Sunday, May 8, 2016

Anohni: Hopelessness ALBUM REVIEW


Anohni, formerly known as Antony of Antony and the Johnsons, is a singer-songwriter who has been making some of the most heartbreaking and emotional music you're liable to here for neary the past 15 years. Though her output has been pretty minimal (a few full length albums and just as many live albums) the music itself, at least the albums that I've heard all the way through have been incredibly beautiful works; all showing vulnerability, backed by some of the strongest pipes in the singer-songwriter world.

However, those albums were mostly piano led, or were accompanied by minimal instrumentation, and that's where this new album Hopelessness changes things up in a significant way. Sure, there's still piano. but it is now backed up by pulsating electronic basslines and the songs like "Watch Me" even have 'drops' of a sort, like the kind you'd find on a low-key EDM record. And this is all thanks to the production, which is handled by both Hudson Mohawke and Oneohtrix Point Never, both of whom have made a name for themselves in the modern electronic music landscape; the former specializing in banger beats, and the former opting for a lot more ethereal textures. However, on this record they both find themselves somewhere in the middle, and most of the tracks here are very low-key in their execution.

Which is fitting, because it gives room for Anohni's gruesome lyrics about drone bombings and other wartime atrocities to spread out and consume the listener. In fact, there's a pretty big stipulation that I should probably get out of the way if you are at all interested in giving this album a listen: this is a political album. Sure, the songs can still be enjoyed without the context of what they're about being clear, but I feel like the album's finest moments come from how cutting they are in terms of the subjects being conveyed in the lyrics. Such is the case with the first track here "Drone Bomb Me" which finds Anohni singing from the perspective of a middle-eastern girl who has bean decimated by a bombing, and the lyrics of this song involve gory depictions of the after effects, but also conveys an almost perverse sense of relief: it is a chilling song indeed.

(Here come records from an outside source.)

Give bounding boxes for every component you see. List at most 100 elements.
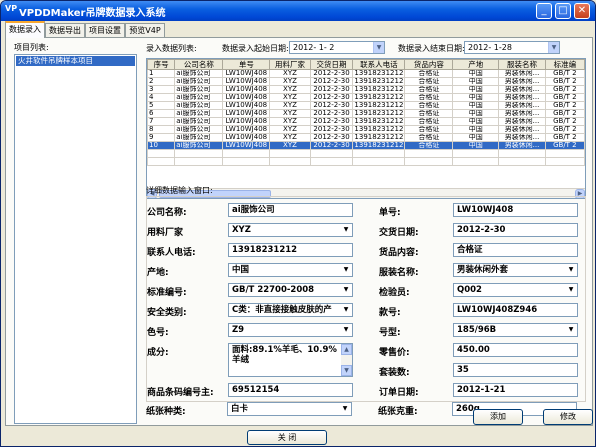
- table-row[interactable]: 1 ai服饰公司 LW10WJ408 XYZ 2012-2-30 13918231212 合…: [147, 69, 585, 78]
- table-cell: 13918231212: [352, 125, 406, 134]
- table-cell: LW10WJ408: [222, 77, 271, 86]
- table-cell: XYZ: [269, 117, 311, 126]
- table-cell: 中国: [452, 109, 500, 118]
- table-cell: 2012-2-30: [309, 133, 354, 142]
- style-field[interactable]: LW10WJ408Z946: [453, 303, 578, 317]
- barcode-field[interactable]: 69512154: [228, 383, 353, 397]
- table-cell: 中国: [452, 101, 500, 110]
- edit-button[interactable]: 修改: [543, 409, 593, 425]
- table-cell: GB/T 2: [544, 133, 585, 142]
- paper-select[interactable]: 白卡 ▼: [227, 402, 352, 416]
- tab-data-export[interactable]: 数据导出: [45, 23, 85, 37]
- column-header[interactable]: 货品内容: [404, 59, 454, 70]
- column-header[interactable]: 联系人电话: [352, 59, 406, 70]
- table-cell: 2012-2-30: [309, 85, 354, 94]
- table-cell: GB/T 2: [544, 101, 585, 110]
- chevron-down-icon[interactable]: ▼: [373, 42, 384, 53]
- order-date-field[interactable]: 2012-1-21: [453, 383, 578, 397]
- maker-select[interactable]: XYZ ▼: [228, 223, 353, 237]
- chevron-down-icon[interactable]: ▼: [565, 264, 577, 276]
- column-header[interactable]: 交货日期: [309, 59, 354, 70]
- project-list-item[interactable]: 火井软件吊牌样本项目: [16, 56, 135, 66]
- garment-label: 服装名称:: [379, 268, 419, 278]
- table-cell: 6: [147, 109, 176, 118]
- origin-value: 中国: [232, 265, 250, 275]
- chevron-down-icon[interactable]: ▼: [340, 304, 352, 316]
- maximize-button[interactable]: □: [555, 3, 571, 19]
- standard-select[interactable]: GB/T 22700-2008 ▼: [228, 283, 353, 297]
- column-header[interactable]: 服装名称: [498, 59, 546, 70]
- tab-preview-v4p[interactable]: 预览V4P: [125, 23, 165, 37]
- entry-data-grid[interactable]: 序号 公司名称 单号 用料厂家 交货日期 联系人电话 货品内容 产地 服装名称 标准编 1 ai服饰…: [146, 58, 586, 199]
- retail-field[interactable]: 450.00: [453, 343, 578, 357]
- phone-field[interactable]: 13918231212: [228, 243, 353, 257]
- table-row[interactable]: 6 ai服饰公司 LW10WJ408 XYZ 2012-2-30 13918231212 合…: [147, 109, 585, 118]
- table-row[interactable]: 9 ai服饰公司 LW10WJ408 XYZ 2012-2-30 13918231212 合…: [147, 133, 585, 142]
- chevron-down-icon[interactable]: ▼: [548, 42, 559, 53]
- size-select[interactable]: 185/96B ▼: [453, 323, 578, 337]
- table-row[interactable]: 2 ai服饰公司 LW10WJ408 XYZ 2012-2-30 13918231212 合…: [147, 77, 585, 86]
- inspector-select[interactable]: Q002 ▼: [453, 283, 578, 297]
- column-header[interactable]: 产地: [452, 59, 500, 70]
- minimize-button[interactable]: _: [536, 3, 552, 19]
- garment-select[interactable]: 男装休闲外套 ▼: [453, 263, 578, 277]
- tab-project-settings[interactable]: 项目设置: [85, 23, 125, 37]
- table-cell: LW10WJ408: [222, 125, 271, 134]
- company-field[interactable]: ai服饰公司: [228, 203, 353, 217]
- project-list[interactable]: 火井软件吊牌样本项目: [14, 54, 137, 424]
- table-cell: 13918231212: [352, 109, 406, 118]
- column-header[interactable]: 序号: [147, 59, 176, 70]
- order-field[interactable]: LW10WJ408: [453, 203, 578, 217]
- composition-textarea[interactable]: 面料:89.1%羊毛、10.9%羊绒 ▲ ▼: [228, 343, 353, 377]
- chevron-down-icon[interactable]: ▼: [340, 284, 352, 296]
- safety-select[interactable]: C类：非直接接触皮肤的产 ▼: [228, 303, 353, 317]
- scroll-down-icon[interactable]: ▼: [341, 365, 352, 376]
- add-button[interactable]: 添加: [473, 409, 523, 425]
- tab-data-entry[interactable]: 数据录入: [5, 21, 45, 38]
- vertical-scrollbar[interactable]: ▲ ▼: [341, 344, 352, 376]
- title-bar[interactable]: VP VPDDMaker吊牌数据录入系统 _ □ ✕: [1, 1, 595, 21]
- start-date-picker[interactable]: 2012- 1- 2 ▼: [289, 41, 385, 54]
- table-row[interactable]: 5 ai服饰公司 LW10WJ408 XYZ 2012-2-30 13918231212 合…: [147, 101, 585, 110]
- column-header[interactable]: 用料厂家: [269, 59, 311, 70]
- content-field[interactable]: 合格证: [453, 243, 578, 257]
- chevron-down-icon[interactable]: ▼: [340, 264, 352, 276]
- delivery-field[interactable]: 2012-2-30: [453, 223, 578, 237]
- empty-cell: [174, 149, 224, 158]
- table-cell: ai服饰公司: [174, 133, 224, 142]
- chevron-down-icon[interactable]: ▼: [339, 403, 351, 415]
- table-row[interactable]: 3 ai服饰公司 LW10WJ408 XYZ 2012-2-30 13918231212 合…: [147, 85, 585, 94]
- table-cell: 合格证: [404, 77, 454, 86]
- chevron-down-icon[interactable]: ▼: [340, 324, 352, 336]
- end-date-picker[interactable]: 2012- 1-28 ▼: [464, 41, 560, 54]
- inspector-value: Q002: [457, 285, 482, 295]
- size-label: 号型:: [379, 328, 401, 338]
- close-window-button[interactable]: ✕: [574, 3, 590, 19]
- close-button[interactable]: 关 闭: [247, 430, 327, 445]
- table-cell: LW10WJ408: [222, 133, 271, 142]
- sets-field[interactable]: 35: [453, 363, 578, 377]
- column-header[interactable]: 单号: [222, 59, 271, 70]
- color-select[interactable]: Z9 ▼: [228, 323, 353, 337]
- table-cell: LW10WJ408: [222, 85, 271, 94]
- empty-cell: [544, 149, 585, 158]
- table-cell: ai服饰公司: [174, 85, 224, 94]
- table-cell: 男装休闲...: [498, 93, 546, 102]
- origin-select[interactable]: 中国 ▼: [228, 263, 353, 277]
- table-cell: 2012-2-30: [309, 117, 354, 126]
- chevron-down-icon[interactable]: ▼: [565, 324, 577, 336]
- table-row[interactable]: 8 ai服饰公司 LW10WJ408 XYZ 2012-2-30 13918231212 合…: [147, 125, 585, 134]
- data-entry-panel: 项目列表: 火井软件吊牌样本项目 录入数据列表: 数据录入起始日期: 2012-…: [5, 37, 593, 426]
- table-cell: 13918231212: [352, 133, 406, 142]
- table-cell: 中国: [452, 117, 500, 126]
- chevron-down-icon[interactable]: ▼: [340, 224, 352, 236]
- column-header[interactable]: 公司名称: [174, 59, 224, 70]
- table-row[interactable]: 10 ai服饰公司 LW10WJ408 XYZ 2012-2-30 13918231212…: [147, 141, 585, 150]
- composition-label: 成分:: [147, 348, 169, 358]
- column-header[interactable]: 标准编: [544, 59, 585, 70]
- chevron-down-icon[interactable]: ▼: [565, 284, 577, 296]
- table-row[interactable]: 4 ai服饰公司 LW10WJ408 XYZ 2012-2-30 13918231212 合…: [147, 93, 585, 102]
- scroll-up-icon[interactable]: ▲: [341, 344, 352, 355]
- table-row[interactable]: 7 ai服饰公司 LW10WJ408 XYZ 2012-2-30 13918231212 合…: [147, 117, 585, 126]
- table-cell: 13918231212: [352, 93, 406, 102]
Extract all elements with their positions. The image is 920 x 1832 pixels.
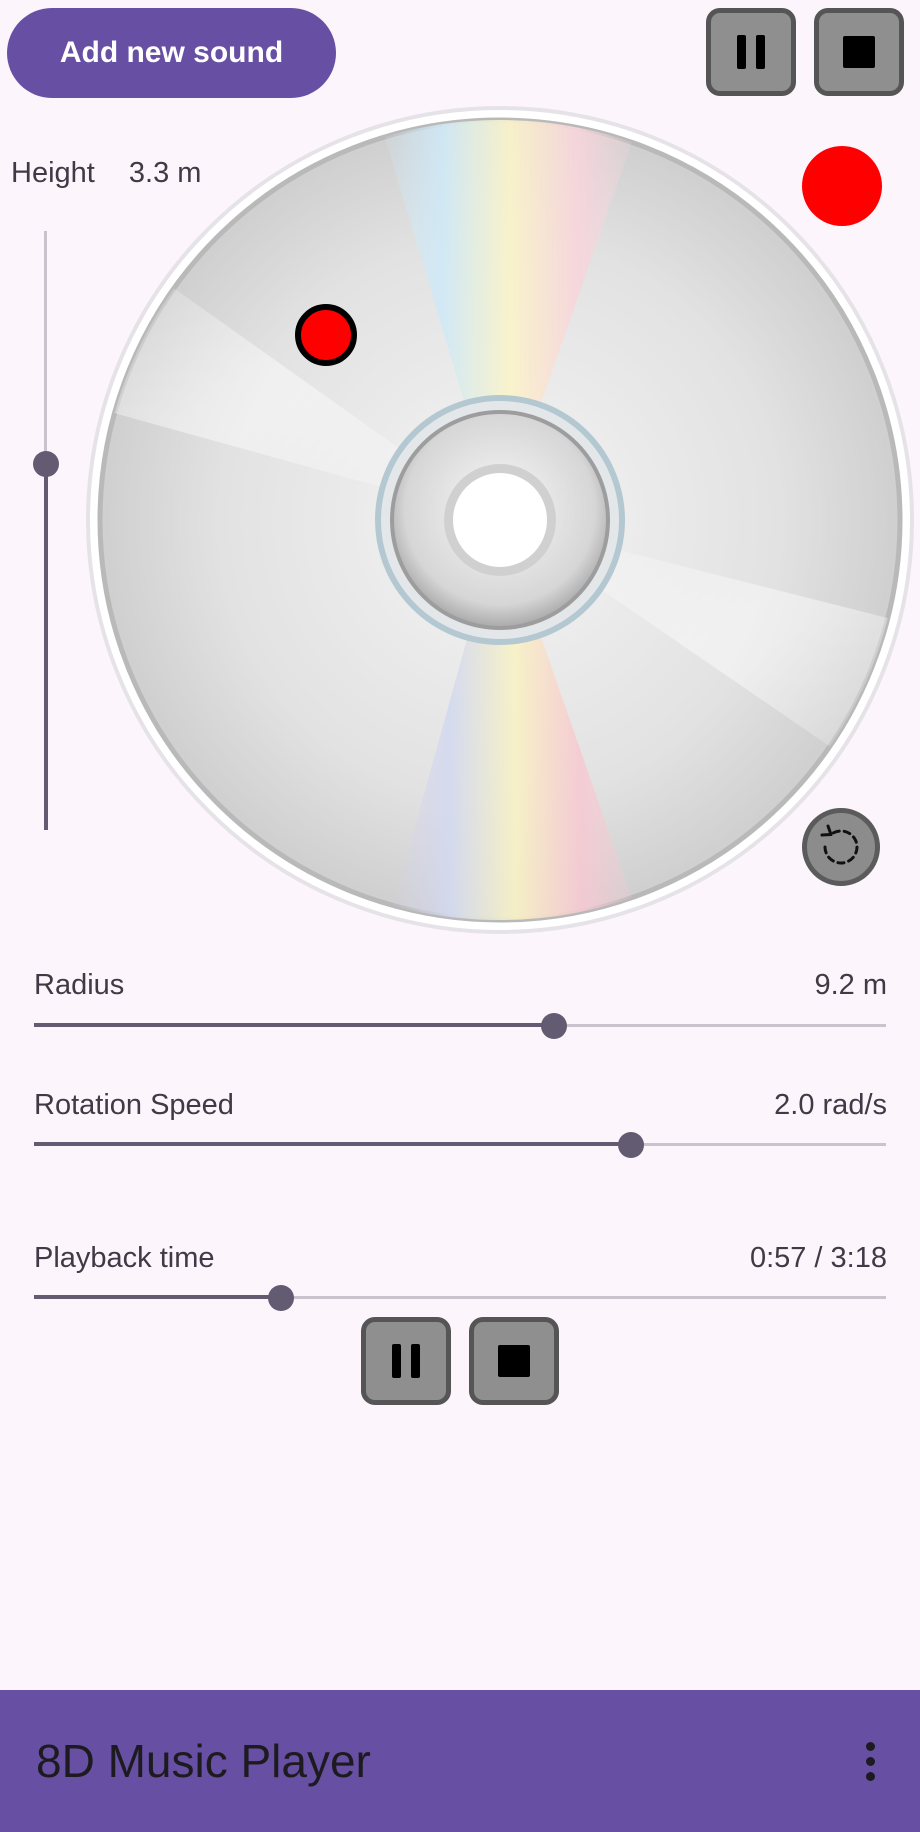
- rotation-speed-label: Rotation Speed: [34, 1089, 234, 1121]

Other fantastic moments include the paranoid, yet somehow comforted passages of "Watch Me" and the barbed questioning on the late album cut "Crisis". All of these songs are not only captivating from a lyrical standpoint, but the music behind them is perfectly balanced and really help sell the emotion; though Anohni's voice can certainly do that all on its own. She just has such a resonant, yet delicate voice, and I simply can't get enough of it.

But, this album does stumble pretty hard in spots. In fact, I'd say nearly half of this album is inconsistent, or has elements that really detract from the overall experience. This all starts with the track "I Don't Love You Anymore" which is a heavy moment, but the instrumentation just feels too flat, and Anohni's voice is in such a weird spot in the mix, almost like it's hiding behind something. Then there's the track "Obama" which is a sharp political monologue of sorts, but the melody that Anohni is singing is just so formless, and the track around it feels just as shapeless. Then there's the track "Violent Men" which seems more like an experiment than an actual song.

But these problems don't keep me from enjoying the album overall, and I highly recommend this LP to anyone who is up for a dark, political album that handles its points of view with a steady hand, and has some strong songs to boot.